Montrant dans "Alexander's ragtime band" aux côtés d'Alice Faye qu'il est également parfait dans les films musicaux, on vient de lui proposer la tête d'affiche de "Down Argentine way" avec la fantaisie du moment, Carmen Miranda et une chorus girl qui tente de percer depuis 10 ans, Betty Grable. Sa femme, épousée en 1932, vient de lui donner leur deuxième enfant. Il est respecté, aimé, confiant.
La liste qui tombe entre ses mains en 1940 va d'abord agréablement le surprendre. Il est fréquent que les studios, les exploitants ou les magazines établissent le classement des stars les plus populaires du moment et sur celle qu'il observe avec un certain sourire, Don Ameche découvre qu'il est en troisième position, place d'autant plus étonnante qu'il apparaît juste derrière les deux plus belles créatures aperçues sur un écran : Robert Taylor et Tyrone Power, devançant le juvénile Mickey Rooney.
Serait-il donc encore plus apprécié qu'il l'imagine ? Il faudra beaucoup de diplomatie à Tyrone Power pour expliquer à Don Ameche qu'effectivement il est très aimé mais surtout que ce hit-parade ne désigne pas les acteurs les plus demandés par le public mais les stars faisant le plus fantasmer la communauté homosexuelle de Los Angeles. Et s'il arrive en troisième position, c'est surtout dans les bordels gay de Sunset Boulevard.
Depuis la fin des années 20, Hollywood est l'heureux refuge de bordels pas tous fréquentables, qui survivent en payant en pot-de-vin la police locale. Certains établissements haut de gamme se démarquent en proposant aux clients des sosies de star. Pour une sommes certaine, le rêve d'une vie peut être exaucé et on n'imagine pas ce que Joan Crawford ou Jean Harlow peuvent faire pour 50 dollars. Mais ceci n'est pas un mystère pour les amateurs de James Ellroy et les fans de "LA Confidential".
Si la plus célèbre maison close est incontestablement "The House of Francis", tenue par Lee Francis sur Sunset Boulevard, la plus discrète se trouve à quelques rues de la première, une façade très "Autant en emporte le vent" abritant "Mae's house", le bordel officieux de la MGM, alimenté par les innombrables starlettes en fin de contrat incapables de rentrer dans leur Idaho natal après l'échec de leurs rêves de cinéma.
The House of Francis sur Sunset.
Il existe peu d'archives sur l'équivalent masculin de ces maisons de passe parfois luxueuses dans lesquelles Irving Thalberg pouvait se contenter de prendre un verre au bar pendant que les executives de New-York disparaissaient dans les chambres.
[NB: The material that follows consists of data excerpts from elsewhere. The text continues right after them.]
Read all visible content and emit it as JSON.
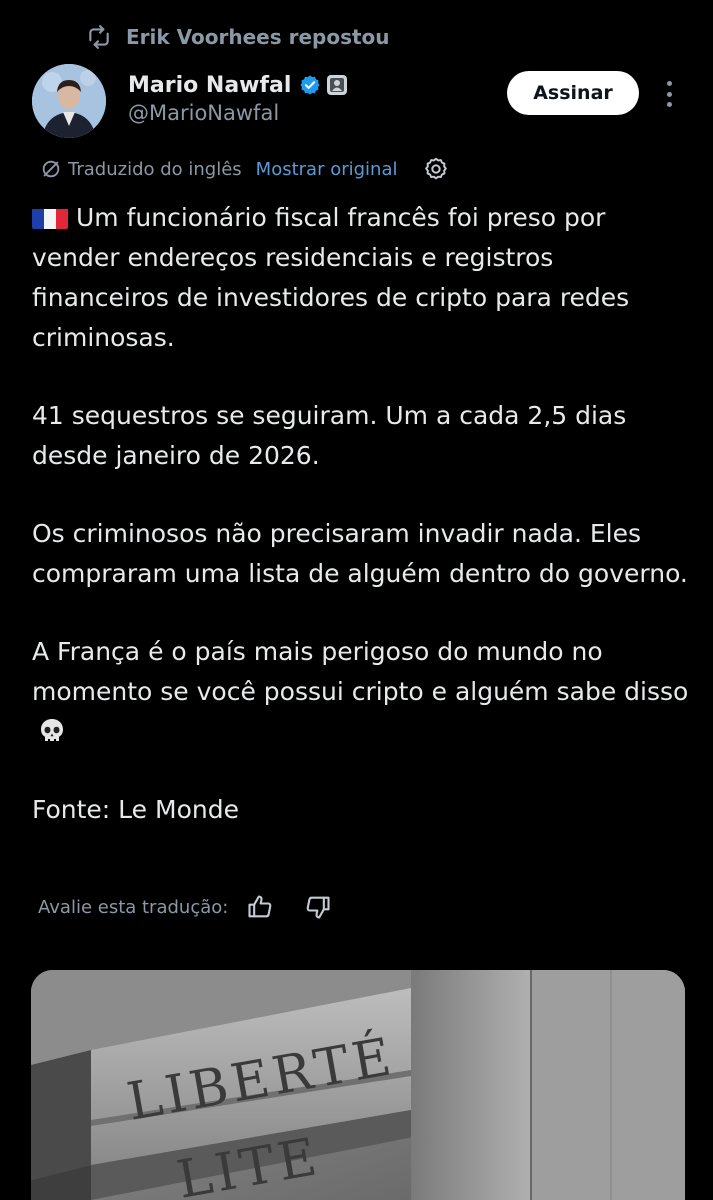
{
  "repost": {
    "label": "Erik Voorhees repostou",
    "icon": "repost-icon"
  },
  "author": {
    "name": "Mario Nawfal",
    "handle": "@MarioNawfal",
    "verified_icon": "verified-badge-icon",
    "affiliate_icon": "affiliate-badge-icon",
    "verified_color": "#1d9bf0"
  },
  "actions": {
    "subscribe_label": "Assinar",
    "more_icon": "more-options-icon"
  },
  "translation": {
    "translated_label": "Traduzido do inglês",
    "show_original_label": "Mostrar original",
    "link_color": "#5b9bd5",
    "rate_label": "Avalie esta tradução:",
    "thumbs_up_icon": "thumbs-up-icon",
    "thumbs_down_icon": "thumbs-down-icon",
    "settings_icon": "gear-icon"
  },
  "post": {
    "paragraph_1": "Um funcionário fiscal francês foi preso por vender endereços residenciais e registros financeiros de investidores de cripto para redes criminosas.",
    "paragraph_2": "41 sequestros se seguiram. Um a cada 2,5 dias desde janeiro de 2026.",
    "paragraph_3": "Os criminosos não precisaram invadir nada. Eles compraram uma lista de alguém dentro do governo.",
    "paragraph_4": "A França é o país mais perigoso do mundo no momento se você possui cripto e alguém sabe disso",
    "paragraph_5": "Fonte: Le Monde",
    "flag_icon": "france-flag-icon",
    "skull_icon": "skull-icon"
  },
  "media": {
    "inscription_line_1": "LIBERTÉ",
    "inscription_line_2": "LITE"
  }
}
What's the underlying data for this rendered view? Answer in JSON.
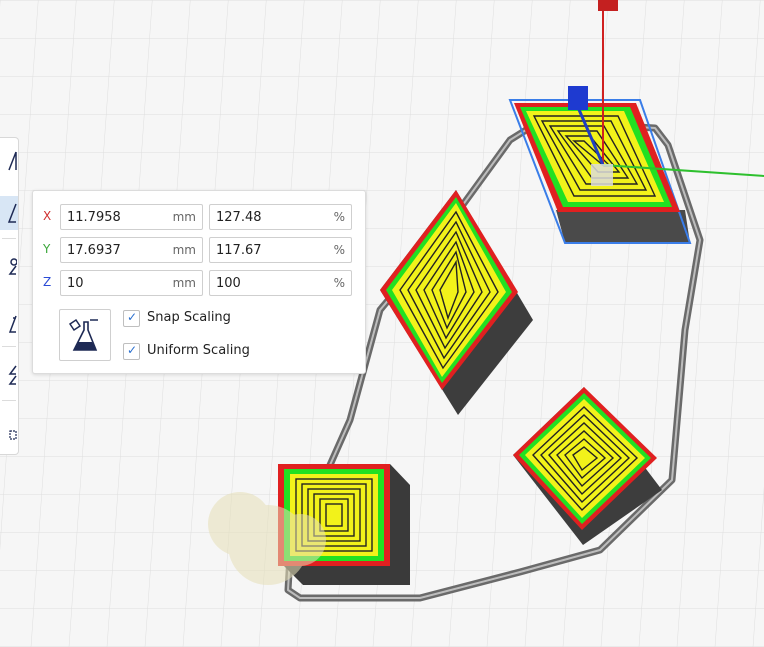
{
  "scale_panel": {
    "rows": [
      {
        "axis": "X",
        "axis_color": "#d03030",
        "size": "11.7958",
        "size_unit": "mm",
        "percent": "127.48",
        "percent_unit": "%"
      },
      {
        "axis": "Y",
        "axis_color": "#3aa63a",
        "size": "17.6937",
        "size_unit": "mm",
        "percent": "117.67",
        "percent_unit": "%"
      },
      {
        "axis": "Z",
        "axis_color": "#2b4bd6",
        "size": "10",
        "size_unit": "mm",
        "percent": "100",
        "percent_unit": "%"
      }
    ],
    "lock_icon": "lock-model-icon",
    "snap_scaling": {
      "label": "Snap Scaling",
      "checked": true
    },
    "uniform_scaling": {
      "label": "Uniform Scaling",
      "checked": true
    }
  },
  "toolbar": {
    "tools": [
      {
        "icon": "move-tool-icon",
        "active": false
      },
      {
        "icon": "scale-tool-icon",
        "active": true
      },
      {
        "icon": "rotate-tool-icon",
        "active": false
      },
      {
        "icon": "mirror-tool-icon",
        "active": false
      },
      {
        "icon": "per-model-settings-icon",
        "active": false
      },
      {
        "icon": "support-blocker-icon",
        "active": false
      }
    ]
  },
  "colors": {
    "grid_bg": "#f6f6f6",
    "outer_wall": "#e02020",
    "inner_wall": "#22e022",
    "infill": "#f2f21a",
    "travel": "#555555",
    "selection": "#3a7de8"
  }
}
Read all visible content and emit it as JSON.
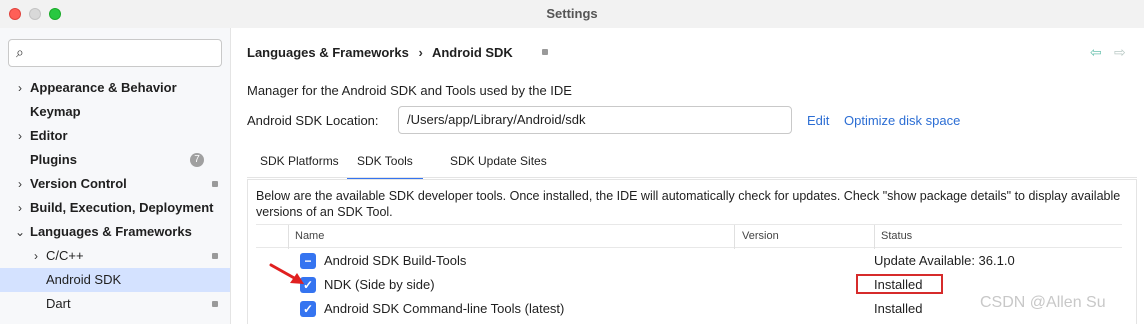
{
  "window": {
    "title": "Settings"
  },
  "sidebar": {
    "search_placeholder": "",
    "items": [
      {
        "label": "Appearance & Behavior",
        "expandable": true
      },
      {
        "label": "Keymap",
        "expandable": false
      },
      {
        "label": "Editor",
        "expandable": true
      },
      {
        "label": "Plugins",
        "expandable": false,
        "badge": "7"
      },
      {
        "label": "Version Control",
        "expandable": true
      },
      {
        "label": "Build, Execution, Deployment",
        "expandable": true
      },
      {
        "label": "Languages & Frameworks",
        "expandable": true,
        "expanded": true
      },
      {
        "label": "C/C++",
        "expandable": true
      },
      {
        "label": "Android SDK",
        "selected": true
      },
      {
        "label": "Dart"
      }
    ]
  },
  "header": {
    "breadcrumb": [
      "Languages & Frameworks",
      "Android SDK"
    ],
    "separator": "›"
  },
  "main": {
    "description": "Manager for the Android SDK and Tools used by the IDE",
    "location_label": "Android SDK Location:",
    "location_value": "/Users/app/Library/Android/sdk",
    "edit_link": "Edit",
    "optimize_link": "Optimize disk space",
    "tabs": [
      {
        "label": "SDK Platforms",
        "active": false
      },
      {
        "label": "SDK Tools",
        "active": true
      },
      {
        "label": "SDK Update Sites",
        "active": false
      }
    ],
    "panel_description": "Below are the available SDK developer tools. Once installed, the IDE will automatically check for updates. Check \"show package details\" to display available versions of an SDK Tool.",
    "table": {
      "columns": [
        "Name",
        "Version",
        "Status"
      ],
      "rows": [
        {
          "name": "Android SDK Build-Tools",
          "version": "",
          "status": "Update Available: 36.1.0",
          "checkbox": "partial"
        },
        {
          "name": "NDK (Side by side)",
          "version": "",
          "status": "Installed",
          "checkbox": "checked",
          "highlighted": true
        },
        {
          "name": "Android SDK Command-line Tools (latest)",
          "version": "",
          "status": "Installed",
          "checkbox": "checked"
        }
      ]
    }
  },
  "watermark": "CSDN @Allen Su",
  "colors": {
    "accent": "#3574f0",
    "link": "#2c6ed4",
    "highlight": "#d62b2b",
    "annotation_arrow": "#e02020"
  }
}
La prostitution restait un délit et l'homosexualité étant passible d'un emprisonnement immédiat, il valait mieux être d'une discrétion absolue.
Subsistent cependant ces fameuses listes, dressées à partir de questionnaires fournis aux clients réguliers qui montrent les goûts de l'époque (on réclame des sosies de Mickey Rooney dans les bordels gays alors que Shirley Temple (?!) est la plus demandée dans les hétéros) ainsi que quelques témoignages. Lorsqu'elle écrira son autobiographie en 1965, Lee Francis sera plutôt discrète sur l'identité de ses plus célèbres clients. A peine lâchera-t-elle que Clark Gable était très gourmand. Billie Bennett, tenancière de "Mae's house" expliquera pour sa part que James Stewart passa chez elle un test d'hétérosexualité exigé par Louis B. Mayer. Et c'est tout.
Si une certaine curiosité naturelle nous pousse à regretter cette règle d'or du silence, c'est malheureusement la tradition. Lorsque éclatera en 1993 le scandale Heidi Fleiss, la nouvelle madame d'Hollywood, le seul nom qui paraîtra dans les médias sera celui de Charlie Sheen et uniquement parce qu'il le veut bien. Heidi Fleiss deviendra une célébrité dont l'histoire sera racontée dans un livre puis un téléfilm, mais ce n'est pas nouveau.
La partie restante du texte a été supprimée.